Scientists have solved an important mystery about why an arsenic compound, called arsenite, can kill us, and yet function as an effective therapeutic agent against disease and infections. According to new research published in the October 2010 issue of Genetics (http://www.genetics.org) scientists from Johns Hopkins, Baylor and Stanford discovered that arsenite, a common water contaminant in many parts of the world, affects a special protein folding machine in yeast, called TCP, also present in humans. This information not only opens the doors to developing safer therapeutic alternatives to arsenite-based medicines, but it may allow researchers counter the negative effects of arsenite poisoning.
“By better understanding arsenite, we might be able to protect humans from its hazards in the future,” said Jef D. Boeke, Ph.D., co-author of the study from the Department of Molecular Biology and Genetics and The High Throughput Biology Center at The Johns Hopkins University School of Medicine in Baltimore. “Arsenite also has beneficial effects, and by focusing on these, we might be able to find safer ways to reap the beneficial effects without the inherent risks involved in using a compound derived from arsenic.”
To make this discovery, scientists used advanced genomic tools and biochemical experiments to show that arsenic disturbs functions of the machinery (chaperonin complex) required for proper folding and maturation of several proteins and protein complexes within yeast cells. This mechanism of action by arsenic is not unique to yeast, as it has been shown to exist in a range of organisms from bacteria to mammals.
“As the human population grows, freshwater supplies become increasingly precious, but unfortunately some of this water has been contaminated with arsenite,” said Mark Johnston, Editor-in-Chief of the journal Genetics. “The more we learn about how this compound affects our bodies, the more we’ll eventually be able to counter its deadly effects. In addition, we know that under certain controlled doses, arsenite has therapeutic value. This research hopefully gets us closer to a new generation of drugs that achieve maximum benefit with minimum risk.”

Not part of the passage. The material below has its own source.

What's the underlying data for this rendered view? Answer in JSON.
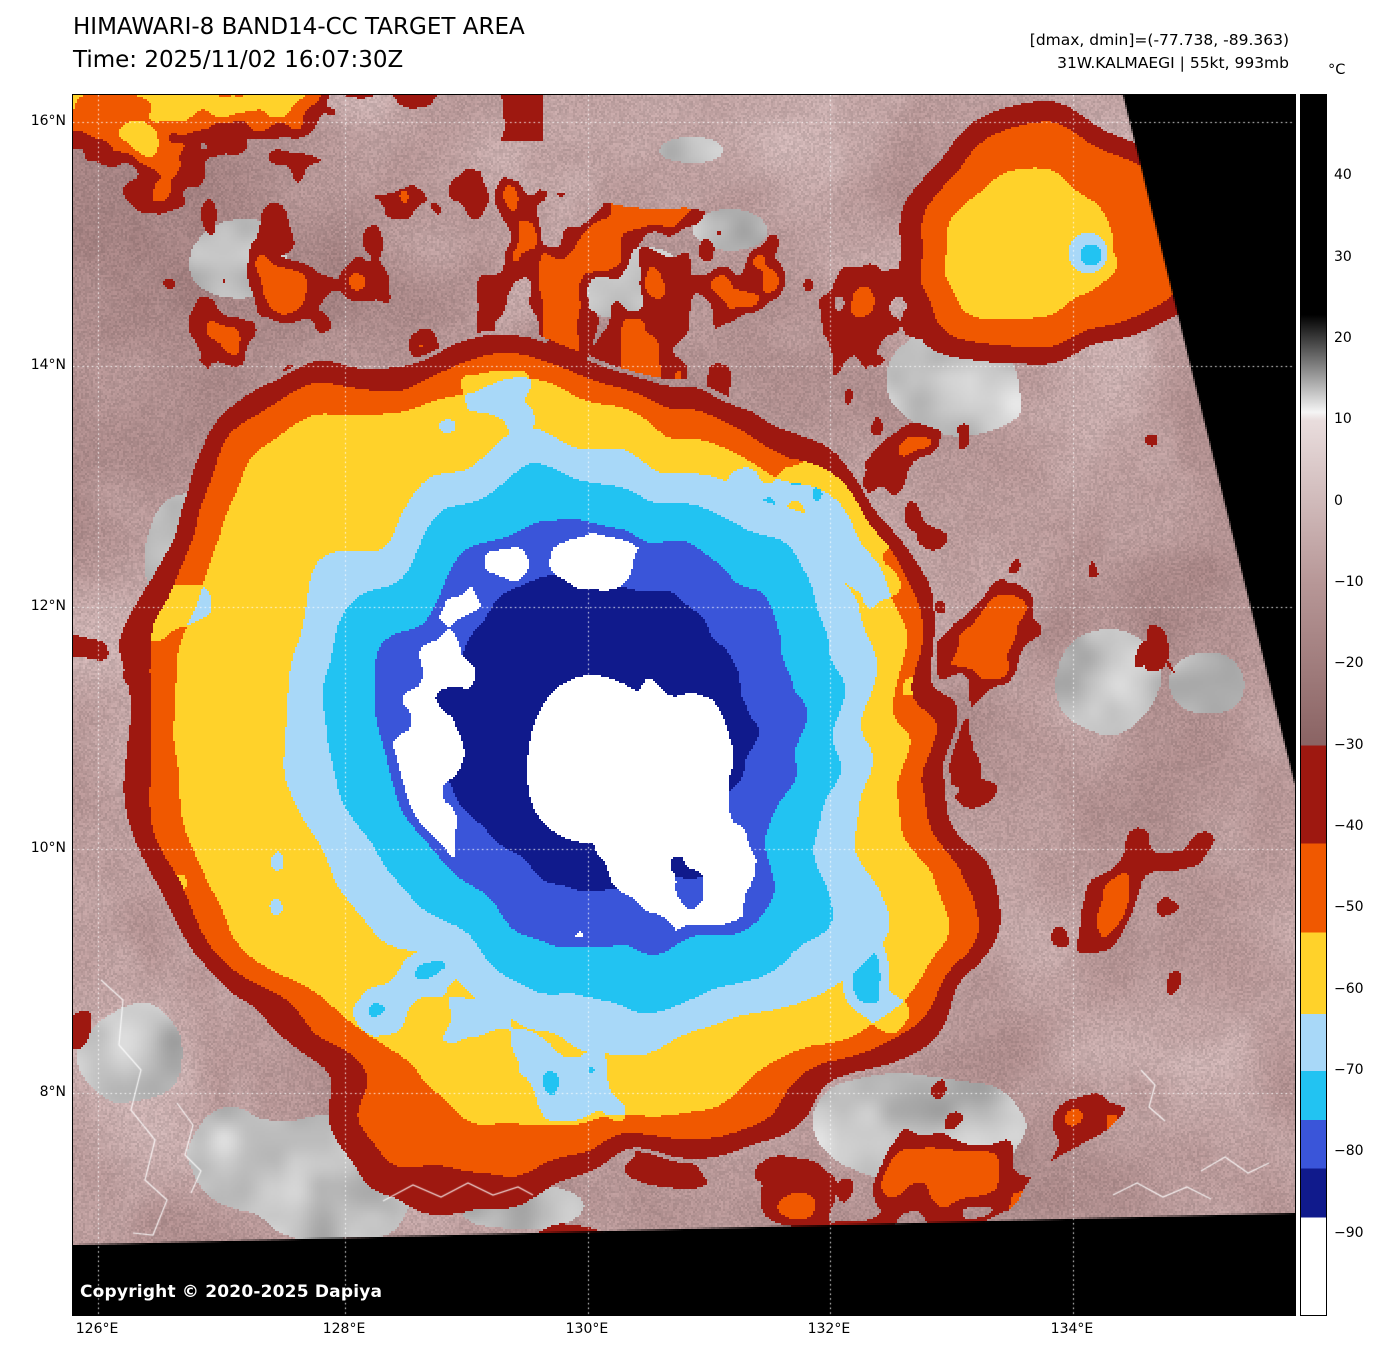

DETAILS: Xuewen Pan, Stefanie Reissman, Nick R. Douglas, Zhiwei Huang, Daniel S. Yuan, Xiaoling Wang, J. Michael McCaffery, Judith Frydman, and Jef D. Boeke. Trivalent Arsenic Inhibits the Functions of Chaperonin Complex. Genetics 2010 186: 725-734.
Since 1916, Genetics (http://www.genetics.org) has covered high quality, original research on a range of topics bearing on inheritance, including population and evolutionary genetics, complex traits, developmental and behavioral genetics, cellular genetics, gene expression, genome integrity and transmission, and genome and systems biology. Genetics, the peer-reviewed, peer-edited journal of the Genetics Society of America, is one of the world’s most cited journals in genetics and heredity.